Psychologists and cognitive neuroscientists have argued that subjects with monothematic delusions have anomalous experiences in which the delusions are rooted. However few take anomalous experience to be the only clinically relevant factor. This is the one-factor approach. The orthodoxy, fashioned from the interdisciplinary work of cognitive neuroscientists and philosophers, takes there to be a second clinical factor such as a cognitive deficit, bias, or performance error primarily to explain why not all people with anomalous experiences have delusions. This is the two-factor approach. Despite the popularity of two-factor theories, they have struggled to provide a convincing characterisation of the second factor and its surprising monothematic operation.
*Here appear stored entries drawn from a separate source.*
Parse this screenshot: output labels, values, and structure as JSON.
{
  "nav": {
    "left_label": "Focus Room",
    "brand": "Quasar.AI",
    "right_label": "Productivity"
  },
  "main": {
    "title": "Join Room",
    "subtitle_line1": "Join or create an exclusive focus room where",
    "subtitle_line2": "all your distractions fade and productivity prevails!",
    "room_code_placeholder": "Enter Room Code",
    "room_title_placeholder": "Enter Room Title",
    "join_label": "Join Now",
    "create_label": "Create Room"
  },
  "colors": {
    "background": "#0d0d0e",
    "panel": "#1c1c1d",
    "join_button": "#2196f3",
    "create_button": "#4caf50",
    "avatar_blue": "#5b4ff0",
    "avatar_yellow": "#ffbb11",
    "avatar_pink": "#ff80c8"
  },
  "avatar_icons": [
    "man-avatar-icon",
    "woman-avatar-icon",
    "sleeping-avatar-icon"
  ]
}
Our leading hypothesis is that we need not go searching for a second factor. Rather, the explanation for different responses to anomalous experiences derives from individual differences between subjects in the normal range, not some distinctive cognitive failing symptomatic of delusions.We argue that the way in which people with delusions reason, from their highly anomalous experience to their very bizarre belief, is normal. To say that the reasoning is normal is not to say that it is rational. Healthy subjects reason in all sorts of irrational ways - it is normal to be irrational! Just as conspiracy theorists, horoscope advocates, and some religious believers have some strange belief-forming practices, so too do people with delusions who face strange experiences, which their resulting delusions help to explain. We do not need to posit special kinds of irrationality to explain delusional belief.
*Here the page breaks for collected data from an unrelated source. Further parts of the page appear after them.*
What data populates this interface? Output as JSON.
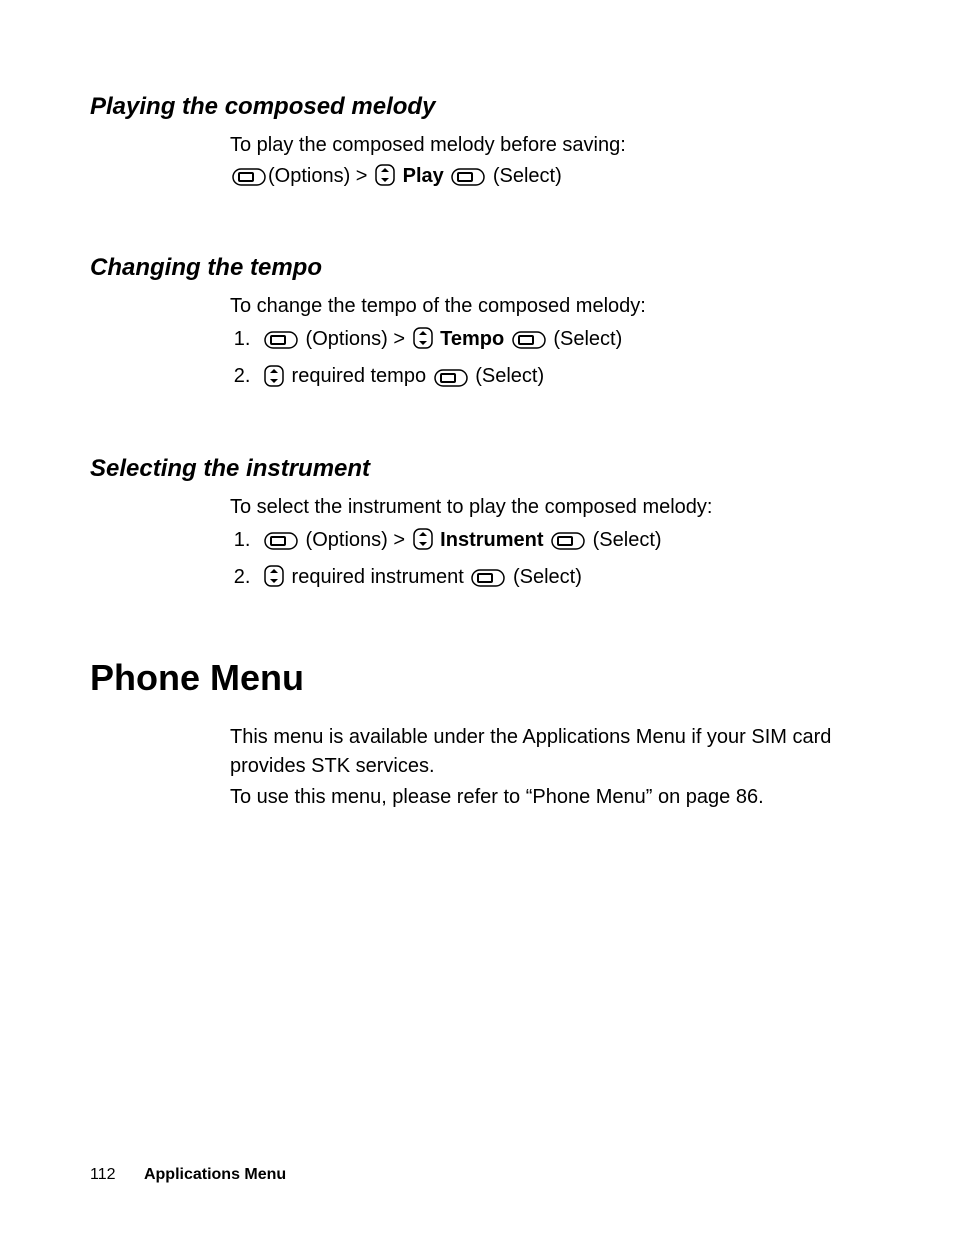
{
  "sections": {
    "playing": {
      "heading": "Playing the composed melody",
      "intro": "To play the composed melody before saving:",
      "line_options": "(Options) > ",
      "play_label": "Play ",
      "select_label": " (Select)"
    },
    "tempo": {
      "heading": "Changing the tempo",
      "intro": "To change the tempo of the composed melody:",
      "step1_options": " (Options) > ",
      "step1_tempo": "Tempo ",
      "step1_select": " (Select)",
      "step2_text": " required tempo ",
      "step2_select": " (Select)"
    },
    "instrument": {
      "heading": "Selecting the instrument",
      "intro": "To select the instrument to play the composed melody:",
      "step1_options": " (Options) > ",
      "step1_instrument": "Instrument ",
      "step1_select": " (Select)",
      "step2_text": " required instrument ",
      "step2_select": " (Select)"
    },
    "phone_menu": {
      "heading": "Phone Menu",
      "para1": "This menu is available under the Applications Menu if your SIM card provides STK services.",
      "para2": "To use this menu, please refer to “Phone Menu” on page 86."
    }
  },
  "footer": {
    "page_number": "112",
    "section_name": "Applications Menu"
  }
}
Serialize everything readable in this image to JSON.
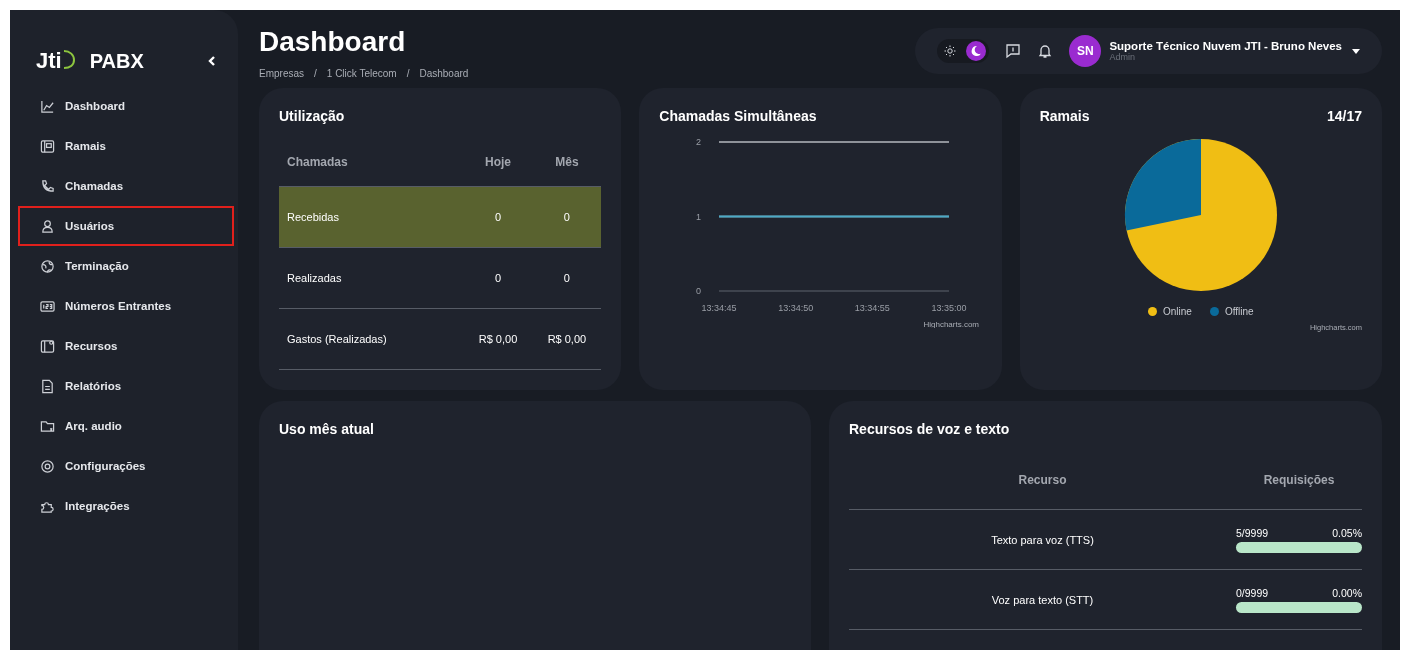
{
  "sidebar": {
    "logo": {
      "brand": "Jti",
      "name": "PABX"
    },
    "items": [
      {
        "kind": "chart",
        "label": "Dashboard",
        "highlighted": false
      },
      {
        "kind": "card",
        "label": "Ramais",
        "highlighted": false
      },
      {
        "kind": "phone",
        "label": "Chamadas",
        "highlighted": false
      },
      {
        "kind": "user",
        "label": "Usuários",
        "highlighted": true
      },
      {
        "kind": "globe",
        "label": "Terminação",
        "highlighted": false
      },
      {
        "kind": "numbers",
        "label": "Números Entrantes",
        "highlighted": false
      },
      {
        "kind": "resources",
        "label": "Recursos",
        "highlighted": false
      },
      {
        "kind": "document",
        "label": "Relatórios",
        "highlighted": false
      },
      {
        "kind": "folder",
        "label": "Arq. audio",
        "highlighted": false
      },
      {
        "kind": "gear",
        "label": "Configurações",
        "highlighted": false
      },
      {
        "kind": "puzzle",
        "label": "Integrações",
        "highlighted": false
      }
    ]
  },
  "header": {
    "title": "Dashboard",
    "breadcrumb": {
      "separator": "/",
      "items": [
        "Empresas",
        "1 Click Telecom",
        "Dashboard"
      ]
    },
    "theme_toggle": [
      {
        "kind": "sun",
        "selected": false
      },
      {
        "kind": "moon",
        "selected": true
      }
    ],
    "user": {
      "initials": "SN",
      "name": "Suporte Técnico Nuvem JTI - Bruno Neves",
      "role": "Admin"
    }
  },
  "usage": {
    "title": "Utilização",
    "columns": [
      "Chamadas",
      "Hoje",
      "Mês"
    ],
    "rows": [
      {
        "cells": [
          "Recebidas",
          "0",
          "0"
        ],
        "selected": true
      },
      {
        "cells": [
          "Realizadas",
          "0",
          "0"
        ],
        "selected": false
      },
      {
        "cells": [
          "Gastos (Realizadas)",
          "R$ 0,00",
          "R$ 0,00"
        ],
        "selected": false
      }
    ]
  },
  "simultaneous": {
    "title": "Chamadas Simultâneas",
    "credit": "Highcharts.com",
    "chart_data": {
      "type": "line",
      "x": [
        "13:34:45",
        "13:34:50",
        "13:34:55",
        "13:35:00"
      ],
      "ylim": [
        0,
        2
      ],
      "yticks": [
        0,
        1,
        2
      ],
      "series": [
        {
          "color": "#4ba9c6",
          "values": [
            1,
            1,
            1,
            1
          ]
        }
      ]
    }
  },
  "extensions": {
    "title": "Ramais",
    "count": "14/17",
    "legend": [
      {
        "label": "Online",
        "color": "#f0be14"
      },
      {
        "label": "Offline",
        "color": "#0a6a9a"
      }
    ],
    "credit": "Highcharts.com"
  },
  "monthly_usage": {
    "title": "Uso mês atual"
  },
  "voice_resources": {
    "title": "Recursos de voz e texto",
    "columns": [
      "Recurso",
      "Requisições"
    ],
    "rows": [
      {
        "resource": "Texto para voz (TTS)",
        "usage": "5/9999",
        "percent": "0.05%",
        "level": 0.0005
      },
      {
        "resource": "Voz para texto (STT)",
        "usage": "0/9999",
        "percent": "0.00%",
        "level": 0
      }
    ]
  }
}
We will investigate how our work on delusional belief interacts with philosophical work on perceptual experience and the nature of belief. Some philosophers in the former area have argued that hallucinatory experiences lack phenomenal character (which is to say, there's nothing it feels like to undergo them). We think that philosophers attracted to this view of hallucinations cannot accept a theory of delusion that appeals to them for, at least, an important class of monothematic delusions (those with positive hallucinatory content as opposed to experience of absence). As for the nature of belief, it is commonplace to think that belief is connected to truth. This is demonstrated by the lack of control we have over our beliefs. Although we can imagine things we do not take to be true - which the world of novels, artworks, and movies make use of - we cannot believe things we do not take to be true. Facts like these have led some philosophers to claim that all beliefs aim at truth. We will explore whether delusional beliefs are linked to truth in this way. If they are not, then perhaps we need to reorient our theory of belief, and if they are so truth-aimed, why do they get things so wrong?